Practice Management Alert

Deny Untimely Refund Requests

Don't let payers pressure your office into paying refund requests for mistakes they made on outdated claims they've already paid.

Instead, deny their requests professionally, but firmly.

Here is an example of the type of untimely refund request you should deny. A commercial payer requests a payment refund for a patient's visits during April and May 2001. At the time of treatment, the commercial payer was the patient's primary insurer, and Medicare was the secondary insurer. The commercial payer lets you know in a refund request that the patient had been on long-term disability since her last day of employment, three years prior, so Medicare, not the commercial payer, was the primary insurer during the dates of your services. At the time of filing the claim, however, you were not aware of this information. By the time the commercial payer lets you know the mistake and requests a payback the Medicare filing time limit has expired.

If you filed the claim "in good faith," and the payer made the error, the insurance company should seek reimbursement from the patient, says Greg Chadwick, a billing expert. (That is, of course if you have no take-back provisions in your contract with the payer, in which case, you would have to pay up). A practice acts "in good faith" when it provides services to a patient and presents to the insurer written proof of loss, usually on a claims form.

If the payer insists on a refund from your office, you have three choices: refund the request and lose deserved payment from Medicare, ask the patient to pay for the services, or deny the request and face a potential conflict with the payer.

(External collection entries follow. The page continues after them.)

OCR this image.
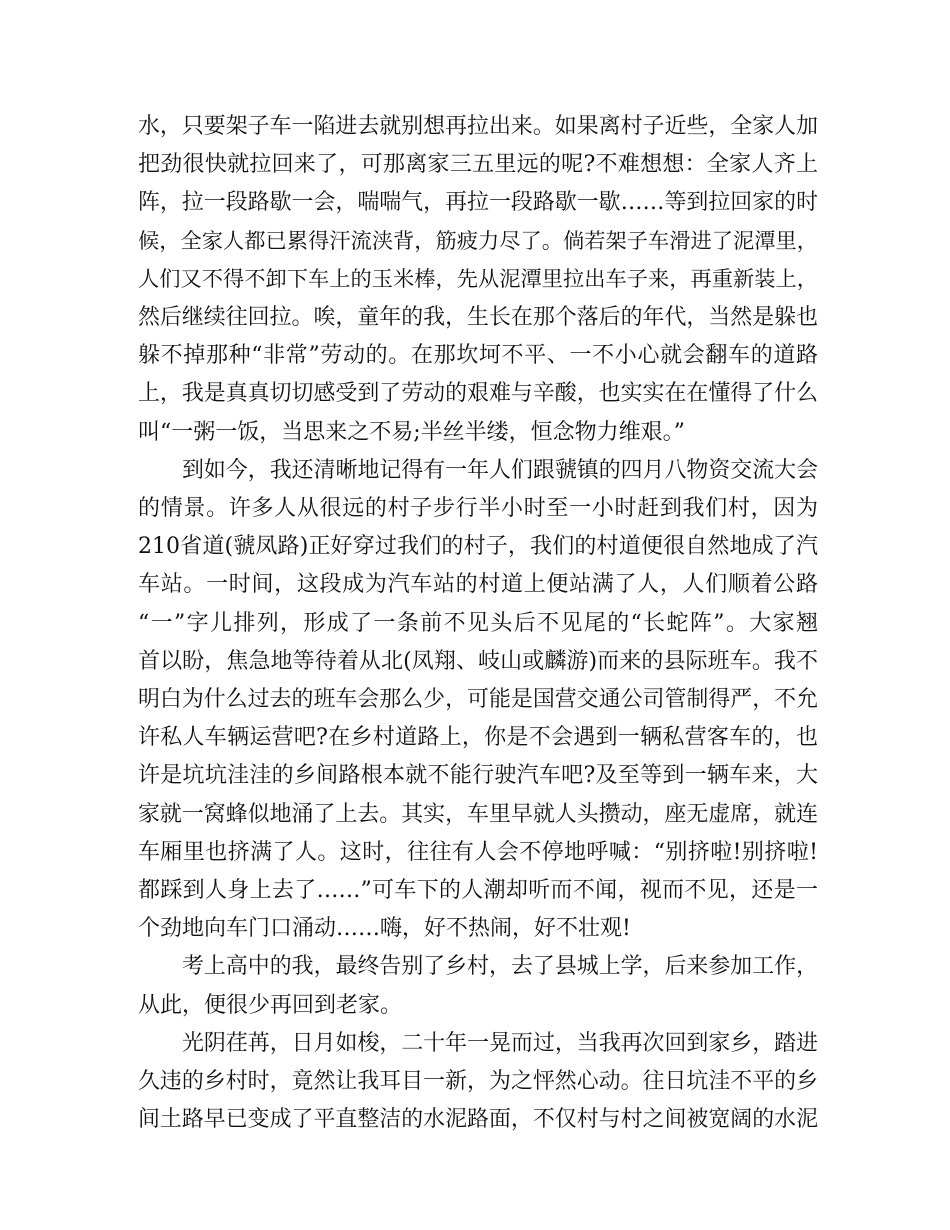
水，只要架子车一陷进去就别想再拉出来。如果离村子近些，全家人加
把劲很快就拉回来了，可那离家三五里远的呢?不难想想：全家人齐上
阵，拉一段路歇一会，喘喘气，再拉一段路歇一歇……等到拉回家的时
候，全家人都已累得汗流浃背，筋疲力尽了。倘若架子车滑进了泥潭里，
人们又不得不卸下车上的玉米棒，先从泥潭里拉出车子来，再重新装上，
然后继续往回拉。唉，童年的我，生长在那个落后的年代，当然是躲也
躲不掉那种“非常”劳动的。在那坎坷不平、一不小心就会翻车的道路
上，我是真真切切感受到了劳动的艰难与辛酸，也实实在在懂得了什么
叫“一粥一饭，当思来之不易;半丝半缕，恒念物力维艰。”
到如今，我还清晰地记得有一年人们跟虢镇的四月八物资交流大会
的情景。许多人从很远的村子步行半小时至一小时赶到我们村，因为
210省道(虢凤路)正好穿过我们的村子，我们的村道便很自然地成了汽
车站。一时间，这段成为汽车站的村道上便站满了人，人们顺着公路
“一”字儿排列，形成了一条前不见头后不见尾的“长蛇阵”。大家翘
首以盼，焦急地等待着从北(凤翔、岐山或麟游)而来的县际班车。我不
明白为什么过去的班车会那么少，可能是国营交通公司管制得严，不允
许私人车辆运营吧?在乡村道路上，你是不会遇到一辆私营客车的，也
许是坑坑洼洼的乡间路根本就不能行驶汽车吧?及至等到一辆车来，大
家就一窝蜂似地涌了上去。其实，车里早就人头攒动，座无虚席，就连
车厢里也挤满了人。这时，往往有人会不停地呼喊：“别挤啦!别挤啦!
都踩到人身上去了……”可车下的人潮却听而不闻，视而不见，还是一
个劲地向车门口涌动……嗨，好不热闹，好不壮观!
考上高中的我，最终告别了乡村，去了县城上学，后来参加工作，
从此，便很少再回到老家。
光阴荏苒，日月如梭，二十年一晃而过，当我再次回到家乡，踏进
久违的乡村时，竟然让我耳目一新，为之怦然心动。往日坑洼不平的乡
间土路早已变成了平直整洁的水泥路面，不仅村与村之间被宽阔的水泥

None of these sounds appealing, but under certain circumstances denying the request will save your practice money, both in the short and long runs. You'll keep the payment for that one claim and establish a precedent for handling future refund requests from that payer.

Send Payers a Letter

If you deny the payer's refund request, send the insurance company a letter outlining your reasons for not sending back the claim's payment. Your letter should explain that:

  • the payment or overpayment was the insurance company's fault, which should have realized its mistake before paying the claim
  • you had no knowledge of the mistake
  • you provided the services
  • you got exactly what you deserved with the original payment, nothing more.

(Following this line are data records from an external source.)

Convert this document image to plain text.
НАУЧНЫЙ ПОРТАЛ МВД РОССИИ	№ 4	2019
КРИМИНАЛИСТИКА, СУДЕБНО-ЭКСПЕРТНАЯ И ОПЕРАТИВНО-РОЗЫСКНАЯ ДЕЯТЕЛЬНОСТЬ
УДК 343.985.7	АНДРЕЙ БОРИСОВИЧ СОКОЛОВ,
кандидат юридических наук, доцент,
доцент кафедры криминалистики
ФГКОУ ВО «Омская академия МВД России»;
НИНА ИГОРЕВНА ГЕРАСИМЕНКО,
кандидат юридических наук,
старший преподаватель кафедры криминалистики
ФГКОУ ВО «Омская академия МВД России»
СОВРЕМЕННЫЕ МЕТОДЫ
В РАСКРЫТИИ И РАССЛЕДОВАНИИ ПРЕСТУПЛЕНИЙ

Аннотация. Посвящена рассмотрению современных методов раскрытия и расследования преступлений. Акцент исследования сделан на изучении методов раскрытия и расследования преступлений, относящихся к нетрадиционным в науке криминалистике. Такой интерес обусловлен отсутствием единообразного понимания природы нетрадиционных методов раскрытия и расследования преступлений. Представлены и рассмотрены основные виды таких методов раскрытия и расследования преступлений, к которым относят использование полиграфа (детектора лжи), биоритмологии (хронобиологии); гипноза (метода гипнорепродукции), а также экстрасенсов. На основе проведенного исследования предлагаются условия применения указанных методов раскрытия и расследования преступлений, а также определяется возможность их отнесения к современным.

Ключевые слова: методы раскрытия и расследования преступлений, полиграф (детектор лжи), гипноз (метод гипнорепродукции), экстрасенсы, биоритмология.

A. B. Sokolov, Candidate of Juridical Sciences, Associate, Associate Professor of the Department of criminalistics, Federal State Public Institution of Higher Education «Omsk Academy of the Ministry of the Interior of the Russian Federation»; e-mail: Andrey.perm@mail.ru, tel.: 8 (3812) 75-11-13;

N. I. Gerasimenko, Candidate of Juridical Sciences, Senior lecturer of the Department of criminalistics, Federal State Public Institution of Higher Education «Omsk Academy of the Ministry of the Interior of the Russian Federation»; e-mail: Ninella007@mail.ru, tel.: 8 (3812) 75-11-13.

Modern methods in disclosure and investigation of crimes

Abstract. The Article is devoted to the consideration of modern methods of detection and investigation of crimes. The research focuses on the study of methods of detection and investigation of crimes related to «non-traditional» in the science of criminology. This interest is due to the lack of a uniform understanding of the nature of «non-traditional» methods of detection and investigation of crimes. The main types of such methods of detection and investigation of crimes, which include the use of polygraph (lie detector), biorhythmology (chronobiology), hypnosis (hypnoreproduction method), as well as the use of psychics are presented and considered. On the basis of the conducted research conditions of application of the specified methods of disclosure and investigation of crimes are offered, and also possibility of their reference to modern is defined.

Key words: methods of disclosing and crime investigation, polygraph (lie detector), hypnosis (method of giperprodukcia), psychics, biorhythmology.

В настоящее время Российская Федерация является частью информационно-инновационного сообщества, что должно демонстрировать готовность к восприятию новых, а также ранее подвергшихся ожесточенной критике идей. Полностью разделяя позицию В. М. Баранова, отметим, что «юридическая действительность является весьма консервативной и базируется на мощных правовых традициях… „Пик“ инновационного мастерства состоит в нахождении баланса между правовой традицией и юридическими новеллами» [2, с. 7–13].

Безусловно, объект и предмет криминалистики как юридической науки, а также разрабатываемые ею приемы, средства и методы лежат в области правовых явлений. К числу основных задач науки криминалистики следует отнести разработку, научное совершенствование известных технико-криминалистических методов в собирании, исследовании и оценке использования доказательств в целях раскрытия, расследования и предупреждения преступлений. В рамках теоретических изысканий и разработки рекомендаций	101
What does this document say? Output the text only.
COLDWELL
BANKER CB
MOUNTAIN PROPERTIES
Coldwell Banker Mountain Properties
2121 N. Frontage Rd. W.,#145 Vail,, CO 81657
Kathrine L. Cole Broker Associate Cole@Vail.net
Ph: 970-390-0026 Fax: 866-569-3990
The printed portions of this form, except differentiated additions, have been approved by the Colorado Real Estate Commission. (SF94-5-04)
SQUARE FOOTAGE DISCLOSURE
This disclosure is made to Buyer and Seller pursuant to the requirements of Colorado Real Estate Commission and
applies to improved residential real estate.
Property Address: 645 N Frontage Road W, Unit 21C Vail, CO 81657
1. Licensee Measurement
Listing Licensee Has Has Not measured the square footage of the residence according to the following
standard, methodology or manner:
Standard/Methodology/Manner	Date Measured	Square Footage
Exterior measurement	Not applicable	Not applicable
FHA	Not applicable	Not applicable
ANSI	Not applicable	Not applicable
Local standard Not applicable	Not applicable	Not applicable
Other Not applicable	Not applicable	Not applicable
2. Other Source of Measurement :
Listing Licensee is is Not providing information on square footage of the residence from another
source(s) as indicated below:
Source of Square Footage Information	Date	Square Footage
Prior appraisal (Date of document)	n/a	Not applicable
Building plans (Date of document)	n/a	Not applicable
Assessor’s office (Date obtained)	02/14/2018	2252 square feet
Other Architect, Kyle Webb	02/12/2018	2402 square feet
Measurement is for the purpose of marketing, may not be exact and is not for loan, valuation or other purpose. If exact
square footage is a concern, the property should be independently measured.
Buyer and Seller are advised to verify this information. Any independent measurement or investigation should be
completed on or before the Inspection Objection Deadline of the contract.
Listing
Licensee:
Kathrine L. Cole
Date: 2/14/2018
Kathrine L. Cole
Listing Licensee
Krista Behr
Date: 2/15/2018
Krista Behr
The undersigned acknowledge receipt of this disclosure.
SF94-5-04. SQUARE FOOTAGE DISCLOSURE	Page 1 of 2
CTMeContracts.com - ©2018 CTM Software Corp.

    You will find a sample letter outlining these stipulations in article 5.

    Establish Refund Deadlines

    One way to prevent untimely refund requests is to establish refund deadlines for insurance companies and include them in your contracts.

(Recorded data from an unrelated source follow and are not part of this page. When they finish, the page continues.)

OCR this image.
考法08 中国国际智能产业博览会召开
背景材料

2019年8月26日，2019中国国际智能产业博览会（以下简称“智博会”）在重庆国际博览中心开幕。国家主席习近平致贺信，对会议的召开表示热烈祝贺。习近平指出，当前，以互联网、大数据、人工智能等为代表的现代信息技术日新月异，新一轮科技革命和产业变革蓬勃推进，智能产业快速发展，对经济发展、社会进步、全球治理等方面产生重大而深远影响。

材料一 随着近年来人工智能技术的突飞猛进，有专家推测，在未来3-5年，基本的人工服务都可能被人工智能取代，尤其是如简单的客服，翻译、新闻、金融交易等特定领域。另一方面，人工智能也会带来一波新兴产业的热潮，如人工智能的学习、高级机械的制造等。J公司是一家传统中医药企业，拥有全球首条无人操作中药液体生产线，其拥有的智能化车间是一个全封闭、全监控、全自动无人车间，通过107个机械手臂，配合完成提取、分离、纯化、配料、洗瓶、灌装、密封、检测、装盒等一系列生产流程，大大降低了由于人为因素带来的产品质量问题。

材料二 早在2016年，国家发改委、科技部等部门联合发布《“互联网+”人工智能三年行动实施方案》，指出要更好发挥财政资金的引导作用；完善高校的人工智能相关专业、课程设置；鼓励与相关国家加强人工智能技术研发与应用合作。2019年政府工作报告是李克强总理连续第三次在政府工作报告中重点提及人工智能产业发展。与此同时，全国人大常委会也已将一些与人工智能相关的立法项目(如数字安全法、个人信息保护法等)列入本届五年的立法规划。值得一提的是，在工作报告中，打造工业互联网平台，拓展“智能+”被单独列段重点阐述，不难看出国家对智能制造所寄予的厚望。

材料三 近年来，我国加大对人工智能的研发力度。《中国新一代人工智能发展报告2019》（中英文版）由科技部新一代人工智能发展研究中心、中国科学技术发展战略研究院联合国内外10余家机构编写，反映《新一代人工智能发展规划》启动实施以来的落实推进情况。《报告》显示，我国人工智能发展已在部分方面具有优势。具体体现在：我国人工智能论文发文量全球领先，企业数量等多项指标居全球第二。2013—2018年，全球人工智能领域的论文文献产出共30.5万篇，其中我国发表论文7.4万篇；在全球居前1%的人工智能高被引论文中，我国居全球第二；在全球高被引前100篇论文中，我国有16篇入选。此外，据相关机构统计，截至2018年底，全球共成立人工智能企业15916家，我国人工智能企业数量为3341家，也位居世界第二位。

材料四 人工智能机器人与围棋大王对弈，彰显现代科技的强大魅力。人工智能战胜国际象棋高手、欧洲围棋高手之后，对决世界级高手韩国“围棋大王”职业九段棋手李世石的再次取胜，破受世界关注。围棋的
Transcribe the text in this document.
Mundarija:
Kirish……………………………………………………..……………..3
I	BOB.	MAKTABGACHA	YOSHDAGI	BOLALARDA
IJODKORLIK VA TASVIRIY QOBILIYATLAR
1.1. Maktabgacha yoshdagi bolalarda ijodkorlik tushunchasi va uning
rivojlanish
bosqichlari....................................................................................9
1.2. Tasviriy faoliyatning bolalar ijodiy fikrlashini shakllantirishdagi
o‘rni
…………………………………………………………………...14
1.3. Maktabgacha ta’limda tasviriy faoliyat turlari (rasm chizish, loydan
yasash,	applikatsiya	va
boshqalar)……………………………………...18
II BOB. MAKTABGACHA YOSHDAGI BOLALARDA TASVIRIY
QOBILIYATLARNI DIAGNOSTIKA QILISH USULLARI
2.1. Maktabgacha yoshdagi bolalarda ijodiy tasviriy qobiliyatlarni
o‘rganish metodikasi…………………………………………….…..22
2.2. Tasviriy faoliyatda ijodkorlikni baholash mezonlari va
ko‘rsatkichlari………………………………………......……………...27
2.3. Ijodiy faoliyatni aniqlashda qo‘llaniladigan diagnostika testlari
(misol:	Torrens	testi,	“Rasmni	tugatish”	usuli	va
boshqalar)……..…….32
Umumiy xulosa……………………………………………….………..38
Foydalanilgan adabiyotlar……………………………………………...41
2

    You could use the payer's timely filing deadlines as your refund period, one expert says. "What is good for the goose is good for the gander." If a payer's timely filing deadline is one year, then consider a refund request only if it's made within one year, he suggests.

    Be aware that this solution only works if you're dealing with one insurance company or more than one with the same filing deadline. If the filing deadlines are different for each payer, then the solution may not work as well as with the example at the beginning of this article, Chadwick says. If the commercial payer's refund deadline, based on its filing deadlines, hasn't expired, but Medicare's filing deadline has, you will have to refund the commercial payer, and you won't be able to file with Medicare to receive payment.

    You have to decide whether applying the refund deadlines based on timely filing deadlines is worthwhile, given that they work only under limited circumstances. Whatever you decide to do, at least deny the requested refund with the letter, if appropriate. "We can't make it easy for insurances to take money back, and we shouldn't be so quick to cut refund checks," Chadwick states.

    If the payer still requests the refund, even after you've sent a letter, you can pay the request; write to other payers (i.e., Medicare, the patient) explaining the situation and ask for payment or request proof of why they can't pay (the latter, to present to the primary insurer requesting a refund); or take the insurance company to court.